Vejo, todo dia, mulheres a caminho.
Caminhos de ida, caminhos de volta.
Mais jovens, mais velhas,
Atemporais.
Faço, às vezes, parte do caminho delas.
Presencio, apoio, me emociono.
A vida é bela em nossas procuras.
Digo nossas porque me reconheço
Na história de cada uma delas.
Fragmentos, na verdade,
De sentimentos, ressentimentos,
Motivações – ou a falta delas.
Precisam, muitas vezes,
De quem as ouça.
As vezes, de uma direção;
Outras, cumplicidade
Ou complacência.
Outras, ainda, orientação.
Mas do que estou falando?
Era uma vez uma mulher que perdera a direção. Não sabia dizer quem ela era, apesar de enumerar corretamente tudo o que havia feito na vida. Casara com o primeiro namorado; tivera filhos e os perdera; tivera uma carreira que amava, e se aposentara.
Os anos passaram, e a alegria de viver ficara em alguma esquina dos caminhos que percorrera. O marido não era mais seu companheiro, diálogos eram preenchidos por silêncio, no medo de não desagradar. Ela tentava agradar a todos, ser boazinha, como a mãe ensinara de pequena, mas esquecia-se de agradar a si própria. Ainda havia vida pela frente, mas a angústia a invadia ao pensar o que gostaria de fazer nos próximos anos, pois não sabia a resposta!
Caíra numa tristeza sem fim. Médicos não conseguiam detectar o problema, não havia um rótulo que lhe coubesse. Não havia antidepressivo que lhe resolvesse. Havia um corpo magoado, dolorido, chorando alto, sentindo a solidão dela nela mesma.

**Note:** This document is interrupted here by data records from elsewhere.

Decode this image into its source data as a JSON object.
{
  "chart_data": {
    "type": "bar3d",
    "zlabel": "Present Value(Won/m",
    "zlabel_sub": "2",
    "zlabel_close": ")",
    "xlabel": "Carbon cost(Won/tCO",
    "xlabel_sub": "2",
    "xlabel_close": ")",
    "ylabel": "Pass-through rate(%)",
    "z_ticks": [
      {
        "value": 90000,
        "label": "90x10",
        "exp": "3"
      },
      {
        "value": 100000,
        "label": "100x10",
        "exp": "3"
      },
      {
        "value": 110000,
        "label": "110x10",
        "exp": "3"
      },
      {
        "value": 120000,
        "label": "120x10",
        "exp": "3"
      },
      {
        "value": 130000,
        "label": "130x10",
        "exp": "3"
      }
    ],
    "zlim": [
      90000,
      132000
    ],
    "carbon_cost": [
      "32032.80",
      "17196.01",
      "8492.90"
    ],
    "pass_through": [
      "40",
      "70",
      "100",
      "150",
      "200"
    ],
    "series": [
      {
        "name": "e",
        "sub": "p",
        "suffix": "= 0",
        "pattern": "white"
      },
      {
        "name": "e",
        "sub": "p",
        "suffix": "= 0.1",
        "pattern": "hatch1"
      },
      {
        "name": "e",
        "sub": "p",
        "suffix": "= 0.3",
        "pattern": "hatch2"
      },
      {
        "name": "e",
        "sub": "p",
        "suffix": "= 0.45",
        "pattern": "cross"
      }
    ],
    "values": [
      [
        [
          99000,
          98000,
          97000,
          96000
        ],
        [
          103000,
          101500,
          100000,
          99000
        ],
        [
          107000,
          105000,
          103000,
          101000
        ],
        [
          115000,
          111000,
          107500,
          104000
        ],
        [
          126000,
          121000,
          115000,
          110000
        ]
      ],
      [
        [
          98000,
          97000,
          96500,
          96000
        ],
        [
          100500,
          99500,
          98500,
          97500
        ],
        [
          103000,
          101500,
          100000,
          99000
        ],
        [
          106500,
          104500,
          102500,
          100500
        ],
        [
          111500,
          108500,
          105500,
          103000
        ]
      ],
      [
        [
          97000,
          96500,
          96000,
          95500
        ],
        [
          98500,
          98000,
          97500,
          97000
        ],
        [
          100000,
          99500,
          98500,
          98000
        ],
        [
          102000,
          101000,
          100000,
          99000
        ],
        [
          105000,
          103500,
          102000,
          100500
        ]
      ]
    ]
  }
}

Um dia resolveu buscar outro tipo de ajuda. Tratando-se, conversava. Falando, começou a se escutar, e a se analisar. Um dia acordou com vontade enorme de costurar. A quantos anos, deus meu, que não pegava num tecido, linhas, máquina? Comprou panos, linha, e quis fazer uma blusa. Não tinha moldes, e descosturou uma blusa de que gostava para copiar o feitio. Cortou, costurou, mas não estava satisfeita. Não estava perfeita. Era a manga, não era? Não, não era.
Era o caminho de volta começando a ser feito. Começou a lembrar de sua infância pobre no interior. E das histórias da mãe.
E era uma vez uma mocinha de seus doze, treze anos, que morava numa fazenda. Era a única mulher de um bando de irmãos. Logo cedo já ajudava a mãe com a lida da casa, da cozinha, e não demorou muito, da costura também.
Resolveu então tentar fazer uma camisa para o irmão mais velho, que vivia de chamegos com ela, que era a caçula. Mas como fazer? Resolveu descosturar uma camisa velha. Desenhou cada parte num papel de jornal, cortou o tecido, alinhavou... a mãe só a olhava com o canto de olho, enquanto remendava uma ou outra peça, e sem nada comentar, sorria para si mesma. “menina esperta, esta menina.” Mas gente daquela época não dava muita confiança para criança; nada falou. A mocinha seguia absorta, costurando o tecido xadrez, bonito que só vendo, e, afinal, conseguiu terminar a camisa!
Os outros irmãos também quiseram. Logo ela estava costurando camisas para eles e também para os peões de sua fazenda e também das vizinhanças. Cresceu, casou-se com um dos peões para quem costurara uma camisa; seu pai a pôs para fora de casa, e ela foi viver num rancho simples, mas feliz. Teve os filhos e os perdeu também, e costurou por toda a vida para viver e por prazer.
E os caminhos se encontraram. Quarenta anos depois, a filha descosturando a blusa, refazendo os passos da mãe... Para saber quem era ela, tinha que buscar o seu começo. E o que era antes dela. Quem era ela, e quem a fizera.
Na frente de seus olhos passaram cenas boas, da mãe costurando na máquina de pedal, com o lampião de gás no meio da sala e o rádio ligado; a mãe costurando seu vestido para o casamento de um de seus irmãos. As duas escolhendo a fazenda para seus vestido de noiva.
A máquina nova veio com a luz na casa do rancho; sua mãe e ela, fundidas cada vez que ajustava uma cintura de um vestido, cerzia um tecido...
E o fio de sua vida foi reencontrado, e ela soube dizer quem ela era. Desta forma vi um caminho de volta sendo feito. Chorei com ela, me emocionei com a busca e com seu resultado.
E acabou-se a história e não morreu a Vitória, como diz meu filho. Entrou por uma porta, saiu pela outra, e quem quiser que conte outra. Por acaso você teria uma para compartilhar?